Среди друзей-литераторов, посещавших нас в Переделкине, был Илья Дадашидзе, поэт, приехавший в Москву из Баку, но успевший пройти в Тбилиси “школу” Гии Маргвелашвили и публиковавшийся в журнале “Литературная Грузия”. Илья был тонко организованным человеком и преклонялся перед стихами Беллы. Несмотря на утонченность и хрупкость, он обладал, как и Надежда Яковлевна, недюжинной силой воли. Белла посвятила ему стихотворение про свою лампу, которая светит ей, когда Белла возвращается домой.

Илья, по существу, стал доверенным лицом Надежды Яковлевны. Он постоянно бывал у нее, оказывая посильную помощь. Своей главной задачей он почитал свести нас с ней. Илья старался подробно рассказать о нас Надежде Яковлевне, которая была чрезвычайно строга и осторожна и обладала неукротимым нравом. В первый же наш визит, когда мы здоровались с ней, сказала Белле: “А правда ли, что Ваш первый муж был Евтушенко?” Белла сказала: “Да”. После чего Надежда Яковлевна торжествующе взглянула на нас и заявила: “Но ведь он же шут!” Мы с Беллой только рассмеялись в ответ.

В дальнейшем, когда она услышала из уст Беллы стихи о Мандельштаме, где были строки

…поэт, снабженный кляпом в рот,и лакомка, лишенный хлеба…

она прониклась к Белле особенной любовью, хотя сама Белла утверждала, что Надежда Яковлевна больше любит меня. Она принимала нас, как правило, одетая для приема гостей, но лежа на постели под пледом или в кресле и будучи уже очень слабой, казалась совершенно бесплотной. Белле Надежда Яковлевна напоминала струйку дыма. Перед глазами стоит зрелище, когда ее тончайшие длинные пальцы ведут бесконечную игру с сигаретой, которая служит продолжением руки и становится ее неотъемлемой частью.
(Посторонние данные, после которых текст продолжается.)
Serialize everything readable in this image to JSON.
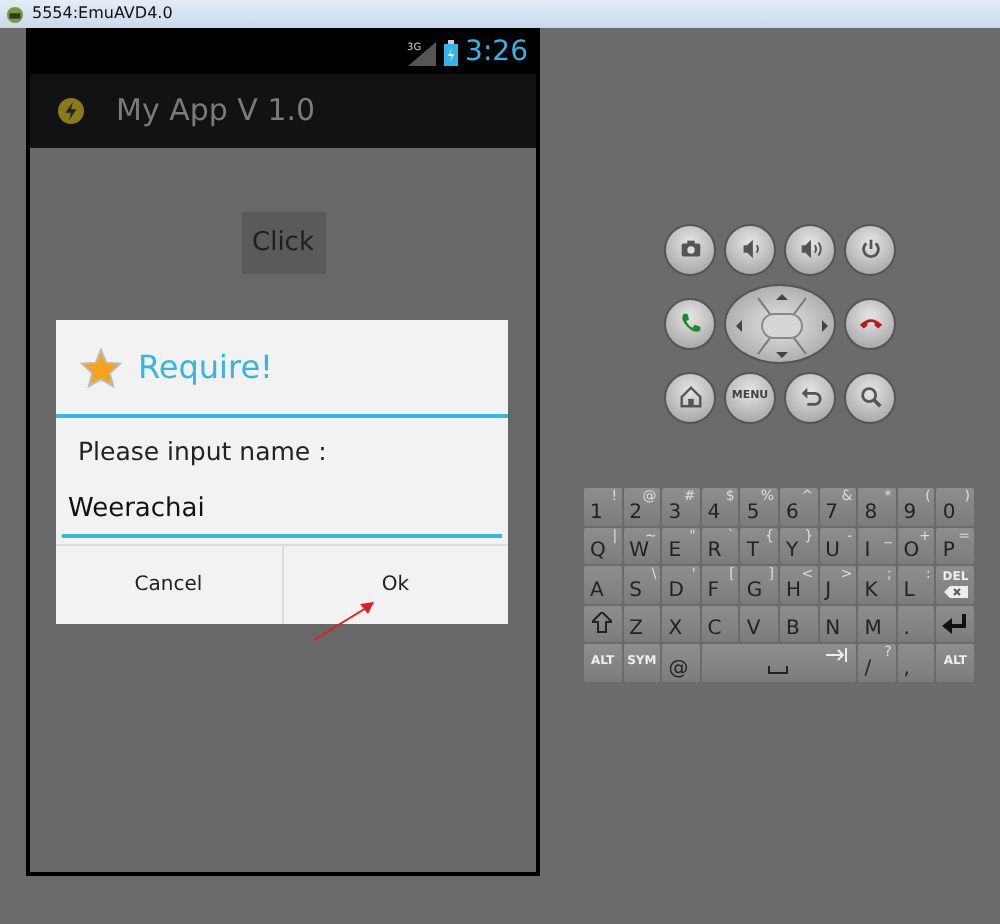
{
  "window": {
    "title": "5554:EmuAVD4.0"
  },
  "status_bar": {
    "network": "3G",
    "time": "3:26"
  },
  "action_bar": {
    "title": "My App V 1.0"
  },
  "content": {
    "button": "Click"
  },
  "dialog": {
    "title": "Require!",
    "message": "Please input name :",
    "input": {
      "value": "Weerachai",
      "focused": true
    },
    "buttons": [
      {
        "label": "Cancel"
      },
      {
        "label": "Ok"
      }
    ]
  },
  "hardware_keys": {
    "menu_label": "MENU"
  },
  "keyboard": {
    "number_row": [
      {
        "kind": "char",
        "main": "1",
        "alt": "!"
      },
      {
        "kind": "char",
        "main": "2",
        "alt": "@"
      },
      {
        "kind": "char",
        "main": "3",
        "alt": "#"
      },
      {
        "kind": "char",
        "main": "4",
        "alt": "$"
      },
      {
        "kind": "char",
        "main": "5",
        "alt": "%"
      },
      {
        "kind": "char",
        "main": "6",
        "alt": "^"
      },
      {
        "kind": "char",
        "main": "7",
        "alt": "&"
      },
      {
        "kind": "char",
        "main": "8",
        "alt": "*"
      },
      {
        "kind": "char",
        "main": "9",
        "alt": "("
      },
      {
        "kind": "char",
        "main": "0",
        "alt": ")"
      }
    ],
    "upper_row": [
      {
        "kind": "char",
        "main": "Q",
        "alt": "|"
      },
      {
        "kind": "char",
        "main": "W",
        "alt": "~"
      },
      {
        "kind": "char",
        "main": "E",
        "alt": "\""
      },
      {
        "kind": "char",
        "main": "R",
        "alt": "`"
      },
      {
        "kind": "char",
        "main": "T",
        "alt": "{"
      },
      {
        "kind": "char",
        "main": "Y",
        "alt": "}"
      },
      {
        "kind": "char",
        "main": "U",
        "alt": "-"
      },
      {
        "kind": "char",
        "main": "I",
        "alt": "_"
      },
      {
        "kind": "char",
        "main": "O",
        "alt": "+"
      },
      {
        "kind": "char",
        "main": "P",
        "alt": "="
      }
    ],
    "middle_row": [
      {
        "kind": "char",
        "main": "A"
      },
      {
        "kind": "char",
        "main": "S",
        "alt": "\\"
      },
      {
        "kind": "char",
        "main": "D",
        "alt": "'"
      },
      {
        "kind": "char",
        "main": "F",
        "alt": "["
      },
      {
        "kind": "char",
        "main": "G",
        "alt": "]"
      },
      {
        "kind": "char",
        "main": "H",
        "alt": "<"
      },
      {
        "kind": "char",
        "main": "J",
        "alt": ">"
      },
      {
        "kind": "char",
        "main": "K",
        "alt": ";"
      },
      {
        "kind": "char",
        "main": "L",
        "alt": ":"
      },
      {
        "kind": "del",
        "main": "DEL"
      }
    ],
    "lower_row": [
      {
        "kind": "shift"
      },
      {
        "kind": "char",
        "main": "Z"
      },
      {
        "kind": "char",
        "main": "X"
      },
      {
        "kind": "char",
        "main": "C"
      },
      {
        "kind": "char",
        "main": "V"
      },
      {
        "kind": "char",
        "main": "B"
      },
      {
        "kind": "char",
        "main": "N"
      },
      {
        "kind": "char",
        "main": "M"
      },
      {
        "kind": "char",
        "main": "."
      },
      {
        "kind": "enter"
      }
    ],
    "bottom_row": [
      {
        "kind": "small",
        "main": "ALT"
      },
      {
        "kind": "small",
        "main": "SYM"
      },
      {
        "kind": "char",
        "main": "@"
      },
      {
        "kind": "space"
      },
      {
        "kind": "char",
        "main": "/",
        "alt": "?"
      },
      {
        "kind": "char",
        "main": ","
      },
      {
        "kind": "small",
        "main": "ALT"
      }
    ]
  }
}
Жила Надежда Яковлевна на Большой Черемушкинской, близко от Профсоюзной улицы, на первом этаже типового шестиэтажного дома в однокомнатной квартире с кухней, где всегда кто-то находился из числа молодых людей обоего пола, опекавших ее. Надежда Яковлевна всегда старалась обеспечить молодых своих приверженцев чем-то вкусным и неизменно посылала кого-то из девочек, приходивших ей помогать, в магазин “Березку”, чтобы те что-то такое купили, чего не было в обычных магазинах. У Надежды Яковлевны были чеки, которые какими-то неведомыми путями поступали к ней из-за границы в виде гонорара за издание ее книги на Западе. Ими тоже распоряжались наиболее активные и вошедшие в доверие ее почитательницы. Возможно, доверие бывало чрезмерным, но, впрочем, думать об этом не хотелось, хотя беспомощность Надежды Яковлевны была очевидна. Несомненно, все ее любили и старались помочь, но не всегда знали, что следует делать. Молодые девочки спрашивали, что бы она хотела съесть? Ответы были иногда озадачивающие молодежь, не знавшую, о чем ее просят. Я помню, как-то Надежда Яковлевна на подобный вопрос сказала:

– Штрудель!

Но никто не знал, что это такое. Должен сознаться, что я, к своему стыду, не знал тоже. В то время таких заграничных сладостей не продавали. И был момент полной растерянности, пока кто-то по телефону не разведал смысл этого названия и не был придуман способ заменить “штрудель” чем-то близким по вкусу. В этой просьбе угадывалась память об Осипе Эмильевиче, который был сладкоежка, и его жена помнила, как они заказывали штрудель в какой-то кондитерской города Киева.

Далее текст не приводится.